Identifying your company values and mission is a great place to start when it comes to naming your business. You should think about what your company stands for, who you serve, and how you’re different from competitors. Each of these should be factored into the name.

Consider answering the following questions:

  • How do we want people to feel when they hear the name?
  • What do we want people to think when they hear the name?
  • What should our name communicate?
  • What do our competitors’ names mean, and how can we be different?
  • Will our company name be short and easy or unique and different?

Avoid Acronyms

As important as it is to be memorable, you don’t want to take the wordplay strategy too far. You want potential customers to be able quickly find you online, so using an easily confused acronym should be avoided.

Being a small business, you want your company name to clearly communicate who you are, and usually, an acronym won’t get you there. You simply don’t have the marketing resources or time to spread brand awareness and education on what the acronym stands for.

Stay Small and Proud

It’s great that you have aspirations to serve global markets. However, incorporating these ambitions into the company’s name likely isn’t realistic. You’re a small business—a local expert. It’s why your customers want to work with or visit you.

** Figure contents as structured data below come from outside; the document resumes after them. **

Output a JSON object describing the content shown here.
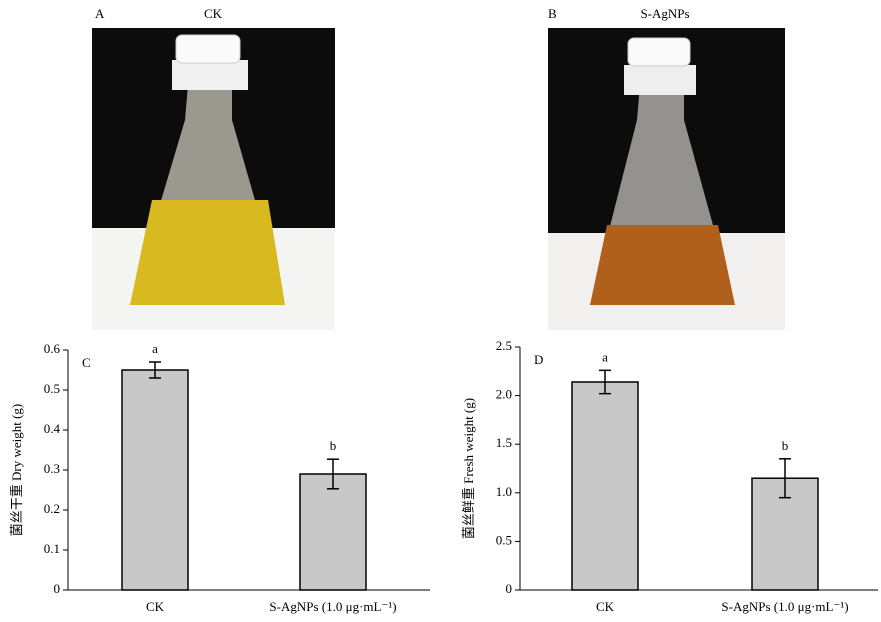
{
  "photos": [
    {
      "label": "A",
      "title": "CK"
    },
    {
      "label": "B",
      "title": "S-AgNPs"
    }
  ],
  "chart_data": [
    {
      "type": "bar",
      "panel": "C",
      "ylabel": "菌丝干重 Dry weight (g)",
      "categories": [
        "CK",
        "S-AgNPs (1.0 μg·mL⁻¹)"
      ],
      "values": [
        0.55,
        0.29
      ],
      "errors": [
        0.02,
        0.037
      ],
      "annotations": [
        "a",
        "b"
      ],
      "color": "#c8c8c8",
      "ylim": [
        0,
        0.6
      ],
      "yticks": [
        0,
        0.1,
        0.2,
        0.3,
        0.4,
        0.5,
        0.6
      ]
    },
    {
      "type": "bar",
      "panel": "D",
      "ylabel": "菌丝鲜重 Fresh weight (g)",
      "categories": [
        "CK",
        "S-AgNPs (1.0 μg·mL⁻¹)"
      ],
      "values": [
        2.14,
        1.15
      ],
      "errors": [
        0.12,
        0.2
      ],
      "annotations": [
        "a",
        "b"
      ],
      "color": "#c8c8c8",
      "ylim": [
        0,
        2.5
      ],
      "yticks": [
        0,
        0.5,
        {
          "value": 1,
          "label": "1.0"
        },
        1.5,
        {
          "value": 2,
          "label": "2.0"
        },
        2.5
      ]
    }
  ]
}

By attaching a “global” or “enterprise” adjective to appear bigger than you are can backfire. Keep your name true to your local market to attract nearby, loyal customers.

Do Your Homework

Finding the perfect name only to discover it’s already claimed by another company can be a major setback. Not only could you have hurdles trying to get your business off the ground, but you could also be infringing on others’ trademarks. However, your company name can be similar to another if it’s in a completely different industry or market.

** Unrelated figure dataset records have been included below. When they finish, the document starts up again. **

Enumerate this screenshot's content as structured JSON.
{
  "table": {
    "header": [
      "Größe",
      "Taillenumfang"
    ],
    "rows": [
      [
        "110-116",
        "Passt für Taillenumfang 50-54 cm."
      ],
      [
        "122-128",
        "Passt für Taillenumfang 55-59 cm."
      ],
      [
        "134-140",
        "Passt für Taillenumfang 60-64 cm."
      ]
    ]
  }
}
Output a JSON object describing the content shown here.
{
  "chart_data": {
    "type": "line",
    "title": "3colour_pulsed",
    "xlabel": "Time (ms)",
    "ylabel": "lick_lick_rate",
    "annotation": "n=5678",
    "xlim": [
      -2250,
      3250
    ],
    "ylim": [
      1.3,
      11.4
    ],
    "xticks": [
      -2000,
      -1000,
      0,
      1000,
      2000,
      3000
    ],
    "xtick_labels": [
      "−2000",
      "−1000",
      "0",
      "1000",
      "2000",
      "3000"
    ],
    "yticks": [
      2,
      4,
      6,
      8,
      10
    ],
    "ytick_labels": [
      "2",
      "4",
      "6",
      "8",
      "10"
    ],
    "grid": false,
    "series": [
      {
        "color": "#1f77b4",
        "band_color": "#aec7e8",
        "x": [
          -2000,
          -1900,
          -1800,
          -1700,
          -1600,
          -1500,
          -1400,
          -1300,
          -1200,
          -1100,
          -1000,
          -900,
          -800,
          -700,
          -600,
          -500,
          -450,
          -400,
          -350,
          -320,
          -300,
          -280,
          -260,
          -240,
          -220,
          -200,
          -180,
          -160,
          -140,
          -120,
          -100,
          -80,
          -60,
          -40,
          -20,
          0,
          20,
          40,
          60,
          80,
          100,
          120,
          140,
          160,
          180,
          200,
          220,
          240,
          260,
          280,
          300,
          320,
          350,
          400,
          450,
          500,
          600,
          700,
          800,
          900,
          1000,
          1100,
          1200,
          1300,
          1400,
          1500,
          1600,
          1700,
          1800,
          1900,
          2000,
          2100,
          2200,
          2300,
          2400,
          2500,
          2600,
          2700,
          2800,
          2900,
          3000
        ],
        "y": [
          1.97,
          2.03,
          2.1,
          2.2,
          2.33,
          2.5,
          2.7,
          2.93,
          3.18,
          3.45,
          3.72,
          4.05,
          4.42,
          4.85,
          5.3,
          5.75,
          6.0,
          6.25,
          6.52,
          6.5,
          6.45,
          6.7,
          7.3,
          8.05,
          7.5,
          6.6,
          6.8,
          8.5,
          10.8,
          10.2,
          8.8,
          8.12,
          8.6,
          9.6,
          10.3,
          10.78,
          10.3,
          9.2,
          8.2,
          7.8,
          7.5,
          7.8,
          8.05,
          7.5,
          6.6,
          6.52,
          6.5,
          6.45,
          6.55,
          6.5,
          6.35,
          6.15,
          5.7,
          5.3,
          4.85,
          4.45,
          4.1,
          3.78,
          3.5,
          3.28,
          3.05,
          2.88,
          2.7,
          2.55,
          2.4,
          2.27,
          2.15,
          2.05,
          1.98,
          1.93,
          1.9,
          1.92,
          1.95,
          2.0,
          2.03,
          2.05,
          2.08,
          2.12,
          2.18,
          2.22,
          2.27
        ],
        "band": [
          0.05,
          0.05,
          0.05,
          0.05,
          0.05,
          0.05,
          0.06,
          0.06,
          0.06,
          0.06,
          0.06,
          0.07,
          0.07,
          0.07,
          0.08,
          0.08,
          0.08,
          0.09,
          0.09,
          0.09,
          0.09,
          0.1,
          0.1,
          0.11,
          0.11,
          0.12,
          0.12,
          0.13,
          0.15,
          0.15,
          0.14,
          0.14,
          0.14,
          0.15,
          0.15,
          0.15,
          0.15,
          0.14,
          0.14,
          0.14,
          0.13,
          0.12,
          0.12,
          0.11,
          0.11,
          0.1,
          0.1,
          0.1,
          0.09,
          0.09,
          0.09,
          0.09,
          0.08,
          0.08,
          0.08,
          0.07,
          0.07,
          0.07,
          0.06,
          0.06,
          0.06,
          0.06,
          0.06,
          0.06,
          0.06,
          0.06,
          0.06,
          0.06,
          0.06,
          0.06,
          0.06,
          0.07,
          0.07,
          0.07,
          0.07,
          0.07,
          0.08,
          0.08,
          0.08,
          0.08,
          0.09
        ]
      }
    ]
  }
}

Your state has a secretary of state or a similar agency that maintains business filings. Each state’s organization has an online search tool so you can see if another company is already using the name you’re thinking about. Do a quick search before you start printing business cards and signage.

Think About Spelling

Just as you want to be careful with acronyms and “cute” names, you also want to be cautious of commonly misspelled words. If a customer Googles your name and they spell the company wrong, they may never find you.

Look at your list of options to ensure none of them have alternate spellings or could be misspelled. Make sure your company name is easy to spell and remember.

Register Your Name

Once you land upon a name after following the previous tips, it’s time to register the company name. You want to protect your hard work so that when other entrepreneurs are doing their homework, you have nothing to worry about.

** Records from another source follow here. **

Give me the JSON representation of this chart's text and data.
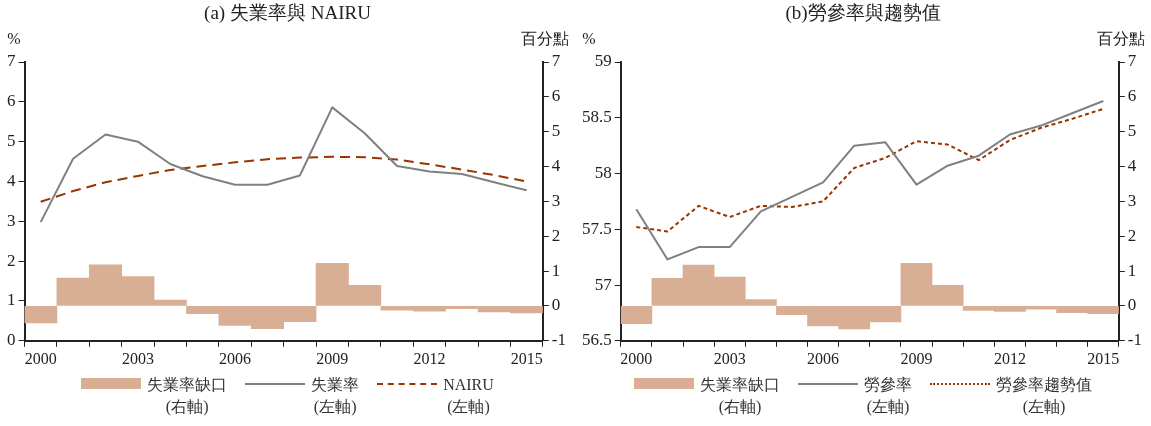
{
  "chart_data": [
    {
      "type": "bar",
      "title": "(a)  失業率與 NAIRU",
      "ylabel": "%",
      "y2label": "百分點",
      "categories": [
        "2000",
        null,
        null,
        "2003",
        null,
        null,
        "2006",
        null,
        null,
        "2009",
        null,
        null,
        "2012",
        null,
        null,
        "2015"
      ],
      "series": [
        {
          "name": "失業率缺口\n(右軸)",
          "axis": "y2",
          "color": "#d8ae94",
          "values": [
            -0.49,
            0.8,
            1.18,
            0.84,
            0.17,
            -0.22,
            -0.56,
            -0.65,
            -0.45,
            1.22,
            0.59,
            -0.12,
            -0.15,
            -0.08,
            -0.17,
            -0.2
          ]
        },
        {
          "name": "失業率\n(左軸)",
          "type": "line",
          "axis": "y",
          "color": "#808080",
          "line_style": "solid",
          "values": [
            2.98,
            4.57,
            5.18,
            5.0,
            4.44,
            4.13,
            3.92,
            3.92,
            4.15,
            5.86,
            5.21,
            4.39,
            4.25,
            4.19,
            3.98,
            3.78
          ]
        },
        {
          "name": "NAIRU\n(左軸)",
          "type": "line",
          "axis": "y",
          "color": "#993300",
          "line_style": "dashed",
          "values": [
            3.49,
            3.76,
            3.98,
            4.14,
            4.29,
            4.39,
            4.48,
            4.56,
            4.6,
            4.62,
            4.61,
            4.55,
            4.43,
            4.3,
            4.16,
            4.0
          ]
        }
      ],
      "ylim": [
        0,
        7
      ],
      "yticks": [
        0,
        1,
        2,
        3,
        4,
        5,
        6,
        7
      ],
      "y2lim": [
        -1,
        7
      ],
      "y2ticks": [
        -1,
        0,
        1,
        2,
        3,
        4,
        5,
        6,
        7
      ],
      "legend": "bottom",
      "marker": "none"
    },
    {
      "type": "bar",
      "title": "(b)勞參率與趨勢值",
      "ylabel": "%",
      "y2label": "百分點",
      "categories": [
        "2000",
        null,
        null,
        "2003",
        null,
        null,
        "2006",
        null,
        null,
        "2009",
        null,
        null,
        "2012",
        null,
        null,
        "2015"
      ],
      "series": [
        {
          "name": "失業率缺口\n(右軸)",
          "axis": "y2",
          "color": "#d8ae94",
          "values": [
            -0.51,
            0.79,
            1.17,
            0.83,
            0.18,
            -0.25,
            -0.57,
            -0.66,
            -0.46,
            1.22,
            0.59,
            -0.13,
            -0.16,
            -0.09,
            -0.19,
            -0.22
          ]
        },
        {
          "name": "勞參率\n(左軸)",
          "type": "line",
          "axis": "y",
          "color": "#808080",
          "line_style": "solid",
          "values": [
            57.68,
            57.23,
            57.34,
            57.34,
            57.66,
            57.79,
            57.92,
            58.25,
            58.28,
            57.9,
            58.07,
            58.16,
            58.35,
            58.43,
            58.54,
            58.65
          ]
        },
        {
          "name": "勞參率趨勢值\n(左軸)",
          "type": "line",
          "axis": "y",
          "color": "#993300",
          "line_style": "dotted",
          "values": [
            57.52,
            57.48,
            57.71,
            57.61,
            57.71,
            57.7,
            57.75,
            58.05,
            58.14,
            58.29,
            58.26,
            58.12,
            58.3,
            58.41,
            58.49,
            58.58
          ]
        }
      ],
      "ylim": [
        56.5,
        59
      ],
      "yticks": [
        56.5,
        57,
        57.5,
        58,
        58.5,
        59
      ],
      "y2lim": [
        -1,
        7
      ],
      "y2ticks": [
        -1,
        0,
        1,
        2,
        3,
        4,
        5,
        6,
        7
      ],
      "legend": "bottom",
      "marker": "none"
    }
  ]
}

When you submit the company name to the official state registry, you can go about it three ways:

  1. File a DBA – DBA, or Doing Business As, is a way to register the operating name, not the legal name, of a business. If you have a sole proprietorship, you can have the option to register the official name or a DBA. Some states require DBAs in order to protect its consumers.
  2. Determine a business structure – You’ll need to decide if your company structure, like a corporation or an LLC. When you register your business’ structure, you’re also filing your company name with the state’s registry.
  3. Register a trademark – If you trademark your company name and register it with the state, you’ll receive the highest level of protections if another company wants to use your name.

No matter how you approach it, registering your new name with the state ensures its protected from being used by another up and coming company.